District Heating – A Climate Solution

Countries around the world have become aware of the dangers of global warming and have decided that it is time to tackle climate change. Europe has set a goal to reduce its CO2 emission by 80% by 2022. Other countries have also set similar goals. To significantly reduce CO2 emissions, we must gradually improve the efficiency of their energy production systems and at the same time switch to more renewable sources of energy. And cities are looking at a complete redesign of their heating systems as a possible solution to cut down on their carbon emissions.

Currently, in the UK the most popular heating system is an individual gas boiler. Studies show that, due to its ability to use diverse heat sources and cheaper fuels as well as its highly efficient technology, the new district heating system is the most cost-efficient and competitive solution compared to different individual heating technologies.

In district heating, a large central boiler is used instead of many individual boilers. There are many heats source options for generating energy, such as gas combined heat and power, energy from waste, renewable energy sources like a heat pump, biomass, and anaerobic digestion.

Today 40% of the energy consumed in Europe is for heating. Most of the heat is provided by oil and gas boilers located in individual buildings.

Currently, the heat wasted during electricity production in Europe is more than what is required to heat all of the buildings in Europe. This waste of heat disappears into the sea, river, and atmosphere. If we can collect this waste heat from the power plant, we can deliver it to consumers who can then buy this heat as needed.

District heating can solve both of these problems. This is a proven technology with which industries in Europe can collect enough heat to supply 50 million households. In the future buildings may be able to buy their heat from a public grid, just like electricity by using an open-source district heating system. These networks may integrate many different types of renewable energy and make it possible to reduce wastage of heat.

The first-generation district heating of the 1880s was based on the distribution of heat through steam. The second generation of the 1930s was based on pressurized hot water with temperatures above 100 C. The third generation in the 1970s was also based on hot water but included temperatures below 100 degrees Celsius, usually prefabricated parts. Many suffered from poor temperature control systems. The fourth generation is based on a water supply with a low temperature of 65 C.

A fifth-generation network uses an ambient ground temperature distribution circuit. Each building in the network uses a heat pump in its plant room to transfer heat to the building when needed and to transfer heat outside the building when cooling is required.

District heating systems start by heating water in a water boiler. When the water boils, it produces steam which is then let out at enormous speed. The hot steam at high speed sets a rotor of a turbine in motion, generating electricity which is then distributed into the electrical grid. The steam.

continues its journey until it collides with a bunch of steel pipes in a heat exchanger. This steam will now heat up the water inside the pipes to a temperature of around 70-100 Degree Celsius.

The water then travels through an underground insulated pipe network to a heat interface unit, located in each building.

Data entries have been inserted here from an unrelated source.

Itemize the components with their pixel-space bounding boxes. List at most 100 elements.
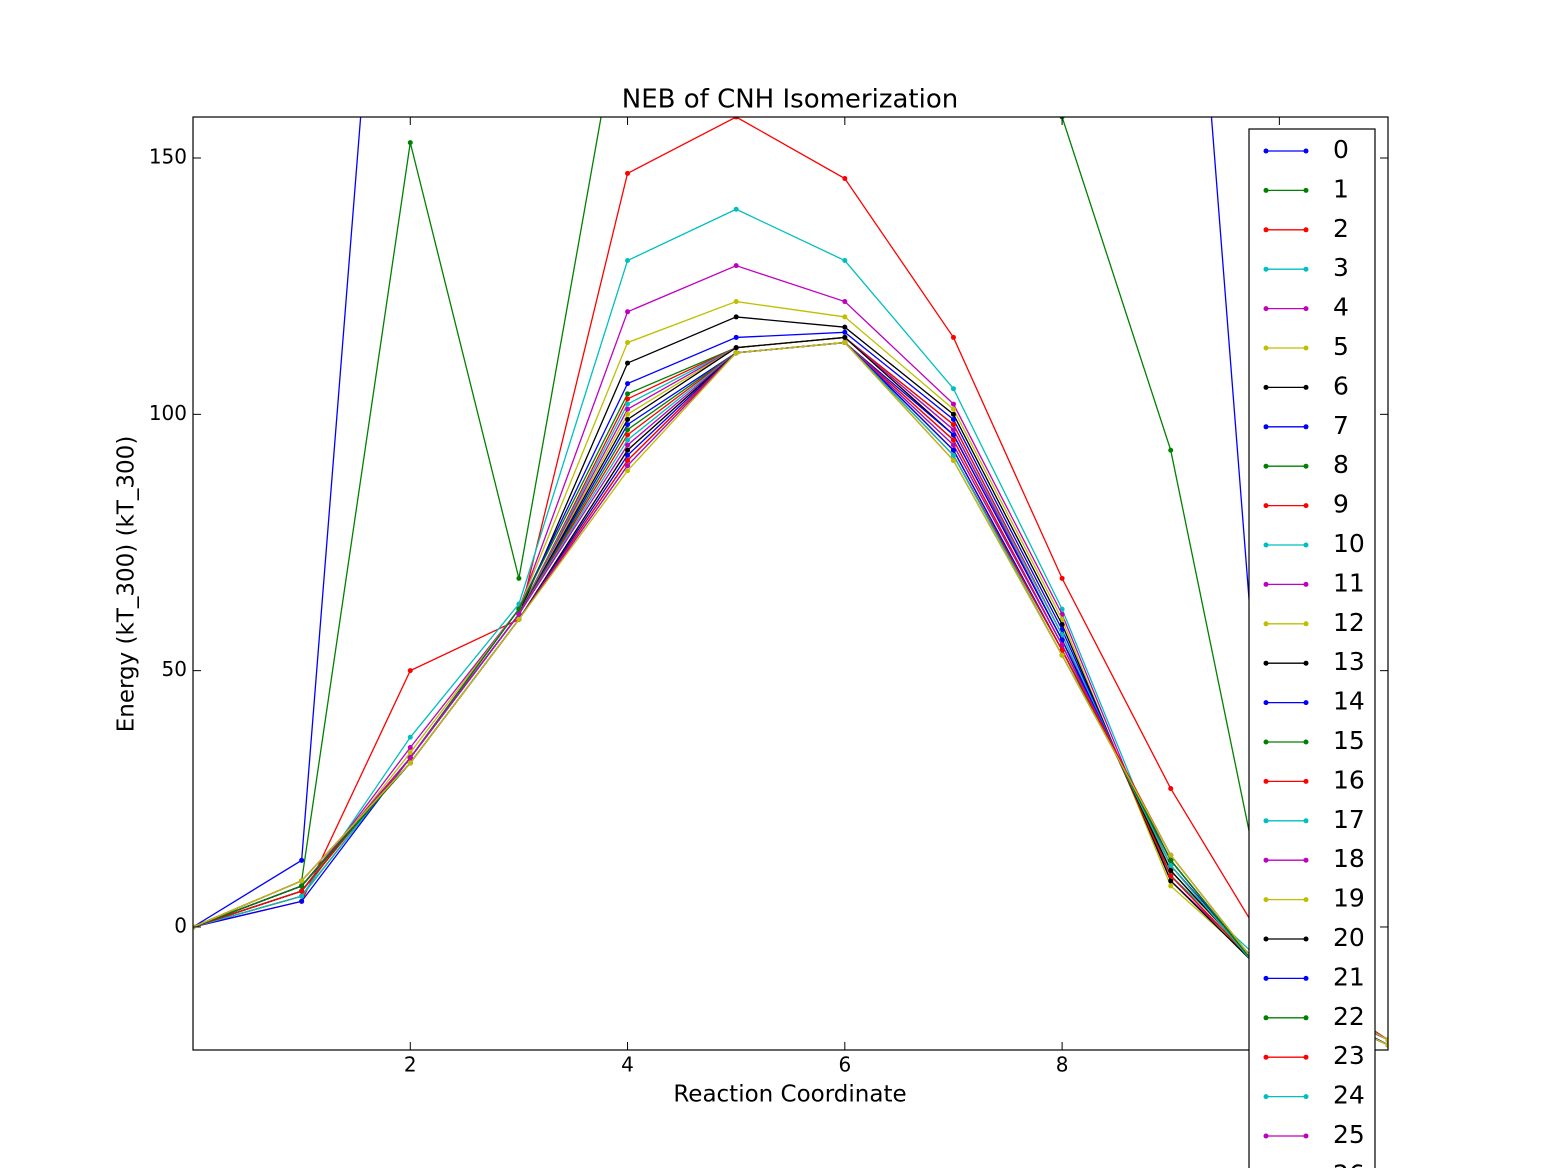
plot-frame (192, 116, 1389, 1051)
data-point (950, 416, 956, 422)
legend-label: 11 (1333, 568, 1365, 597)
data-point (625, 360, 631, 366)
data-point (299, 857, 305, 863)
legend-marker (1263, 424, 1269, 430)
data-point (1059, 606, 1065, 612)
data-point (625, 170, 631, 176)
data-point (1059, 652, 1065, 658)
legend-marker (1263, 936, 1269, 942)
data-point (733, 263, 739, 269)
data-point (407, 140, 413, 146)
legend-marker (1263, 345, 1269, 351)
data-point (1168, 852, 1174, 858)
legend-marker (1303, 660, 1309, 666)
legend-marker (1303, 818, 1309, 824)
data-point (407, 750, 413, 756)
data-point (407, 734, 413, 740)
data-point (299, 898, 305, 904)
legend-label: 8 (1333, 450, 1349, 479)
legend-marker (1303, 148, 1309, 154)
data-point (1168, 883, 1174, 889)
data-point (733, 314, 739, 320)
data-point (950, 386, 956, 392)
data-point (950, 427, 956, 433)
y-tick-label: 50 (162, 657, 187, 681)
series-line (193, 341, 1388, 1046)
data-point (1059, 622, 1065, 628)
data-point (733, 299, 739, 305)
legend-marker (1303, 1094, 1309, 1100)
legend-marker (1303, 424, 1309, 430)
data-point (1168, 873, 1174, 879)
legend-marker (1263, 1015, 1269, 1021)
legend-marker (1263, 148, 1269, 154)
legend-label: 7 (1333, 411, 1349, 440)
legend-label: 18 (1333, 844, 1365, 873)
data-point (516, 575, 522, 581)
x-tick-label: 2 (404, 1053, 417, 1077)
legend-label: 12 (1333, 608, 1365, 637)
data-point (1059, 637, 1065, 643)
legend-marker (1303, 384, 1309, 390)
legend-marker (1263, 306, 1269, 312)
series-line (193, 117, 1388, 1041)
data-point (950, 442, 956, 448)
legend-marker (1263, 700, 1269, 706)
data-point (1059, 632, 1065, 638)
legend-marker (1303, 306, 1309, 312)
series-line (193, 117, 1388, 1041)
data-point (950, 452, 956, 458)
data-point (950, 432, 956, 438)
data-point (299, 878, 305, 884)
legend-marker (1303, 857, 1309, 863)
data-point (1059, 616, 1065, 622)
data-point (625, 396, 631, 402)
legend-marker (1303, 621, 1309, 627)
legend-marker (1303, 1015, 1309, 1021)
legend-label: 6 (1333, 371, 1349, 400)
legend-label: 14 (1333, 687, 1365, 716)
legend-marker (1303, 700, 1309, 706)
legend-label: 1 (1333, 174, 1349, 203)
data-point (1059, 575, 1065, 581)
legend-marker (1303, 897, 1309, 903)
data-point (1168, 878, 1174, 884)
data-point (842, 176, 848, 182)
legend-label: 10 (1333, 529, 1365, 558)
series-line (193, 300, 1388, 1041)
data-point (1168, 868, 1174, 874)
legend-label: 17 (1333, 805, 1365, 834)
data-point (407, 745, 413, 751)
chart-title: NEB of CNH Isomerization (622, 85, 958, 115)
legend-marker (1303, 266, 1309, 272)
legend-box (1248, 128, 1376, 1168)
legend-marker (1263, 266, 1269, 272)
data-point (625, 391, 631, 397)
legend-label: 24 (1333, 1081, 1365, 1110)
legend-marker (1263, 778, 1269, 784)
legend-marker (1263, 463, 1269, 469)
legend-marker (1263, 1133, 1269, 1139)
legend-marker (1263, 897, 1269, 903)
legend-marker (1263, 581, 1269, 587)
x-tick-label: 4 (621, 1053, 634, 1077)
legend-label: 19 (1333, 884, 1365, 913)
data-point (733, 206, 739, 212)
data-point (299, 893, 305, 899)
data-point (842, 340, 848, 346)
series-line (193, 208, 1388, 1041)
legend-label: 16 (1333, 765, 1365, 794)
legend-label: 13 (1333, 647, 1365, 676)
data-point (1168, 862, 1174, 868)
data-point (842, 299, 848, 305)
data-point (625, 406, 631, 412)
legend-marker (1263, 621, 1269, 627)
data-point (625, 416, 631, 422)
y-tick-label: 100 (149, 401, 187, 425)
legend-marker (1303, 581, 1309, 587)
legend-label: 20 (1333, 923, 1365, 952)
legend-marker (1263, 857, 1269, 863)
legend-marker (1263, 1054, 1269, 1060)
data-point (1385, 1037, 1388, 1043)
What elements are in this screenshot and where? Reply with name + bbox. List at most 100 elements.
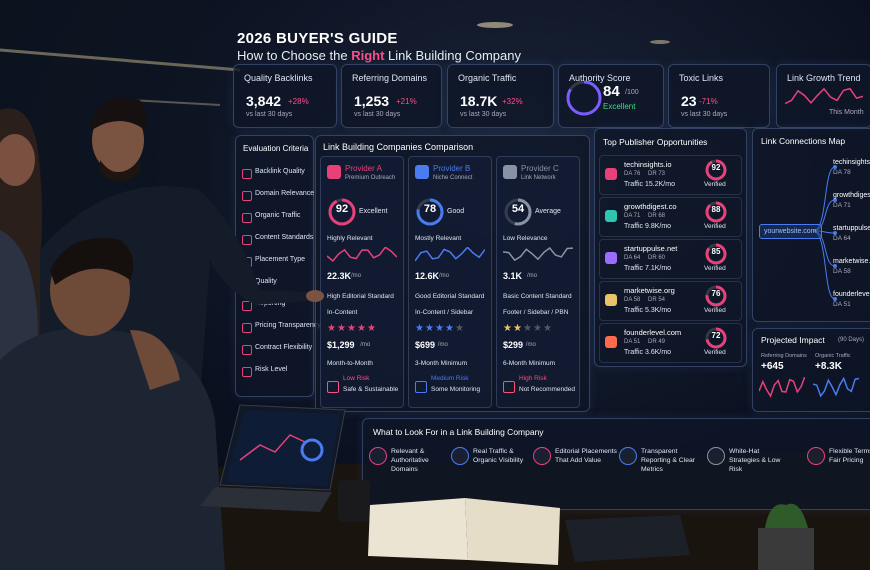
provider-name: Provider C — [521, 164, 559, 173]
publisher-da: DA 58 — [624, 297, 641, 303]
criteria-item: Placement Type — [255, 256, 306, 263]
sparkline-line — [759, 377, 805, 398]
sparkline — [327, 247, 397, 263]
map-node-da: DA 51 — [833, 301, 851, 308]
sparkline-line — [785, 87, 863, 105]
gauge-arc — [705, 285, 727, 307]
subtitle: How to Choose the Right Link Building Co… — [237, 48, 521, 63]
gauge-arc — [328, 198, 356, 226]
risk-icon — [327, 381, 339, 393]
kpi-change: -71% — [699, 97, 718, 106]
sparkline — [503, 247, 573, 262]
provider-contract: Month-to-Month — [327, 360, 373, 367]
map-dot — [833, 198, 837, 202]
map-node-da: DA 78 — [833, 169, 851, 176]
criteria-item: Risk Level — [255, 366, 288, 373]
star: ★ — [455, 323, 464, 333]
provider-icon — [415, 165, 429, 179]
impact-value: +645 — [761, 361, 784, 372]
subtitle-text: How to Choose the — [237, 48, 352, 63]
publisher-traffic: Traffic 3.6K/mo — [624, 349, 672, 356]
provider-risk: Medium Risk — [431, 375, 469, 382]
impact-period: (90 Days) — [838, 337, 865, 343]
kpi-note: Excellent — [603, 102, 636, 111]
provider-price-unit: /mo — [525, 342, 536, 348]
map-node: techinsights.i — [833, 159, 870, 166]
publisher-dr: DR 68 — [648, 213, 666, 219]
provider-risk-note: Not Recommended — [519, 386, 575, 393]
publisher-dr: DR 73 — [648, 171, 666, 177]
publisher-domain: techinsights.io — [624, 160, 672, 169]
publisher-icon — [605, 252, 617, 264]
provider-rating: Average — [535, 208, 561, 215]
map-center: yourwebsite.com — [759, 224, 822, 239]
star: ★ — [543, 323, 552, 333]
provider-traffic: 22.3K — [327, 271, 352, 281]
provider-traffic: 12.6K — [415, 271, 440, 281]
criteria-icon — [242, 323, 252, 333]
comparison-panel: Link Building Companies Comparison Provid… — [315, 135, 590, 412]
provider-relevance: Highly Relevant — [327, 235, 373, 242]
provider-risk: Low Risk — [343, 375, 370, 382]
provider-risk: High Risk — [519, 375, 547, 382]
provider-column: Provider A Premium Outreach 92 Excellent Hig… — [320, 156, 404, 408]
title: 2026 BUYER'S GUIDE — [237, 30, 398, 47]
publisher-dr: DR 60 — [648, 255, 666, 261]
provider-icon — [503, 165, 517, 179]
look-for-icon — [707, 447, 725, 465]
provider-traffic-unit: /mo — [439, 273, 450, 279]
gauge-arc — [705, 159, 727, 181]
criteria-icon — [242, 191, 252, 201]
kpi-note: vs last 30 days — [460, 111, 507, 118]
publisher-status: Verified — [704, 307, 726, 314]
criteria-item: Organic Traffic — [255, 212, 301, 219]
kpi-card: Referring Domains 1,253 +21% vs last 30 day… — [341, 64, 442, 128]
star: ★ — [337, 323, 346, 333]
criteria-icon — [242, 213, 252, 223]
look-for-icon — [807, 447, 825, 465]
impact-title: Projected Impact — [761, 335, 825, 345]
publisher-status: Verified — [704, 349, 726, 356]
kpi-note: This Month — [829, 109, 864, 116]
gauge-value: 92 — [335, 202, 349, 215]
kpi-value: 23 — [681, 93, 697, 109]
sparkline-line — [503, 247, 573, 262]
criteria-item: Domain Relevance — [255, 190, 315, 197]
gauge — [566, 80, 602, 116]
kpi-value: 84 — [603, 83, 620, 100]
kpi-card: Link Growth Trend This Month — [776, 64, 870, 128]
look-for-icon — [619, 447, 637, 465]
comparison-title: Link Building Companies Comparison — [323, 142, 474, 152]
star: ★ — [445, 323, 454, 333]
look-for-item: Flexible Terms & Fair Pricing — [829, 448, 870, 465]
provider-risk-note: Some Monitoring — [431, 386, 481, 393]
stars: ★ ★ ★ ★ ★ — [327, 323, 376, 333]
kpi-card: Authority Score 84/100 Excellent — [558, 64, 664, 128]
kpi-note: vs last 30 days — [681, 111, 728, 118]
publisher-dr: DR 54 — [648, 297, 666, 303]
gauge-arc — [416, 198, 444, 226]
star: ★ — [415, 323, 424, 333]
publisher-row: growthdigest.co DA 71 DR 68 Traffic 9.8K/mo… — [599, 197, 742, 237]
provider-traffic-unit: /mo — [527, 273, 538, 279]
kpi-card: Toxic Links 23 -71% vs last 30 days — [668, 64, 770, 128]
kpi-value: 18.7K — [460, 93, 498, 109]
publisher-row: marketwise.org DA 58 DR 54 Traffic 5.3K/mo 7… — [599, 281, 742, 321]
gauge — [705, 159, 727, 181]
publisher-traffic: Traffic 7.1K/mo — [624, 265, 672, 272]
publisher-traffic: Traffic 15.2K/mo — [624, 181, 675, 188]
map-node: marketwise. — [833, 258, 870, 265]
gauge — [705, 201, 727, 223]
gauge-value: 54 — [511, 202, 525, 215]
kpi-label: Link Growth Trend — [787, 73, 861, 83]
provider-rating: Excellent — [359, 208, 388, 215]
map-dot — [833, 297, 837, 301]
provider-price-unit: /mo — [437, 342, 448, 348]
star: ★ — [513, 323, 522, 333]
map-title: Link Connections Map — [761, 136, 846, 146]
sparkline-line — [327, 247, 397, 263]
map-node-da: DA 58 — [833, 268, 851, 275]
star: ★ — [347, 323, 356, 333]
gauge — [705, 243, 727, 265]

This provides the same level of control as individual heating and each house still has the ability to individually control its own temperature requirement. This is one of the smartest things about the plant; it’s a combined heat and powerplant. This means that through the district heating network the steam can be used to generate electricity and heat up stock homes.

The electricity produced here every year can power around 10 million electric cars and supply heat for 50 million homes. As of now, in many parts of the world, the steam is cooled down on special cooling towers meaning that 60% of energy from the fuel goes up like smoke.

Low-temperature district heating and digitalization can transform district heating into a smart network bringing with it enormous cost-benefit. Low supply temperature is one of the key factors in operating a district heating plant with high efficiency. Low supply temperatures have several benefits in a district heating system such as increased electrical output from power plants, increased heat recovery from industrial excess heat and geothermal heat, and an increased coefficient of performance if heat pumps are utilized in heat generation. There is great potential here as the buildings have had good insulation for years. Heat consumption is generally reduced and, of course, it helps to heat the building well even at low temperatures.

Digitalization is opening up enormous opportunities in this area. The district heating system must be precisely matched, i.e., the heating surfaces of the building must match the given temperature in the building, and this balance is not easy to achieve. But today's digital device enables you to accurately determine the heat requirement of a building and make district heating systems easy to implement.

In future energy systems, digitalization will play a serious role and can make energy systems smarter, more efficient, reliable, and ready to make use of more renewable energy.